Japan Anchors U.S. Financial Markets, While China Destabilizes Them
An examination of U.S. trade deficits and capital flows shows a stark contrast: Japan reinvests more than its trade surplus into U.S. securities, stabilizing American markets, while China fails to recycle its surplus and instead withdraws capital. This reality must be firmly conveyed in U.S.–Japan economic dialogue.
2017-04-23
What follows is a continuation of the previous chapter.
It is irrational for the Trump administration to place excessive weight on China, given the interests of the U.S. economy.
The graph shows capital inflows and outflows by combining the U.S. trade deficit in goods with purchases of U.S. Treasury bonds and other securities by foreign countries.
As the world’s largest debtor nation, the United States depends on capital inflows from abroad.
Even if the trade deficit is large, if the counterpart country recycles that amount through investment in U.S. securities, the American financial market remains stable.

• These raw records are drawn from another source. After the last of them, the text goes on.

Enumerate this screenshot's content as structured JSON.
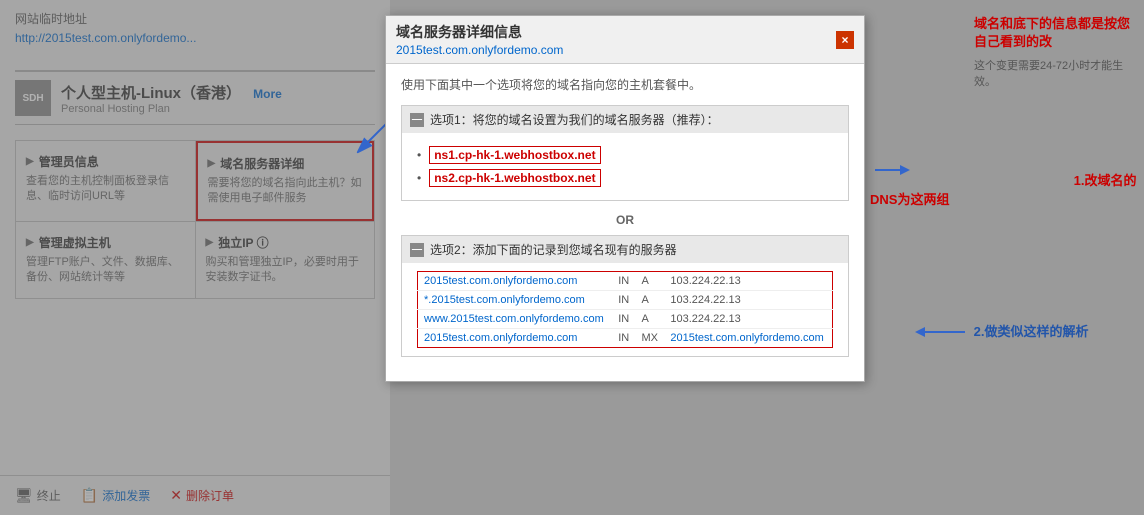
{
  "page": {
    "title": "网站临时地址",
    "site_url": "http://2015test.com.onlyfordemo...",
    "hosting_plan": {
      "logo": "SDH",
      "name": "个人型主机-Linux（香港）",
      "subtitle": "Personal Hosting Plan",
      "more_label": "More"
    },
    "menu_items": [
      {
        "title": "管理员信息",
        "desc": "查看您的主机控制面板登录信息、临时访问URL等",
        "highlighted": false
      },
      {
        "title": "域名服务器详细",
        "desc": "需要将您的域名指向此主机？如需使用电子邮件服务",
        "highlighted": true
      },
      {
        "title": "管理虚拟主机",
        "desc": "管理FTP账户、文件、数据库、备份、网站统计等等",
        "highlighted": false
      },
      {
        "title": "独立IP ⓘ",
        "desc": "购买和管理独立IP，必要时用于安装数字证书。",
        "highlighted": false
      }
    ],
    "bottom_actions": [
      {
        "icon": "🖥",
        "label": "终止",
        "type": "normal"
      },
      {
        "icon": "📋",
        "label": "添加发票",
        "type": "add"
      },
      {
        "icon": "✕",
        "label": "删除订单",
        "type": "delete"
      }
    ]
  },
  "modal": {
    "title": "域名服务器详细信息",
    "domain": "2015test.com.onlyfordemo.com",
    "intro": "使用下面其中一个选项将您的域名指向您的主机套餐中。",
    "option1": {
      "label": "选项1：将您的域名设置为我们的域名服务器（推荐）：",
      "ns1": "ns1.cp-hk-1.webhostbox.net",
      "ns2": "ns2.cp-hk-1.webhostbox.net"
    },
    "or_text": "OR",
    "option2": {
      "label": "选项2：添加下面的记录到您域名现有的服务器",
      "records": [
        {
          "domain": "2015test.com.onlyfordemo.com",
          "class": "IN",
          "type": "A",
          "value": "103.224.22.13"
        },
        {
          "domain": "*.2015test.com.onlyfordemo.com",
          "class": "IN",
          "type": "A",
          "value": "103.224.22.13"
        },
        {
          "domain": "www.2015test.com.onlyfordemo.com",
          "class": "IN",
          "type": "A",
          "value": "103.224.22.13"
        },
        {
          "domain": "2015test.com.onlyfordemo.com",
          "class": "IN",
          "type": "MX",
          "value": "2015test.com.onlyfordemo.com"
        }
      ]
    },
    "close_label": "×"
  },
  "annotations": {
    "top_right": "域名和底下的信息都是按您自己看到的改",
    "change_time": "这个变更需要24-72小时才能生效。",
    "arrow1": "1.改域名的DNS为这两组",
    "arrow2": "2.做类似这样的解析"
  }
}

At a glance, it is clear that Japan invests more funds into the U.S. securities market than the value of its trade surplus with the United States.
By contrast, China does not recycle its trade surplus with the United States through securities investment.
Last year, in addition to a trade surplus of 350 billion dollars, China sold 130 billion dollars’ worth of securities.
Japan is the anchor of U.S. financial markets, while China is little more than a naval mine.
Japan’s representative in the economic dialogue, Tarō Asō, who also serves as Minister of Finance, should firmly drive this point home to the American side.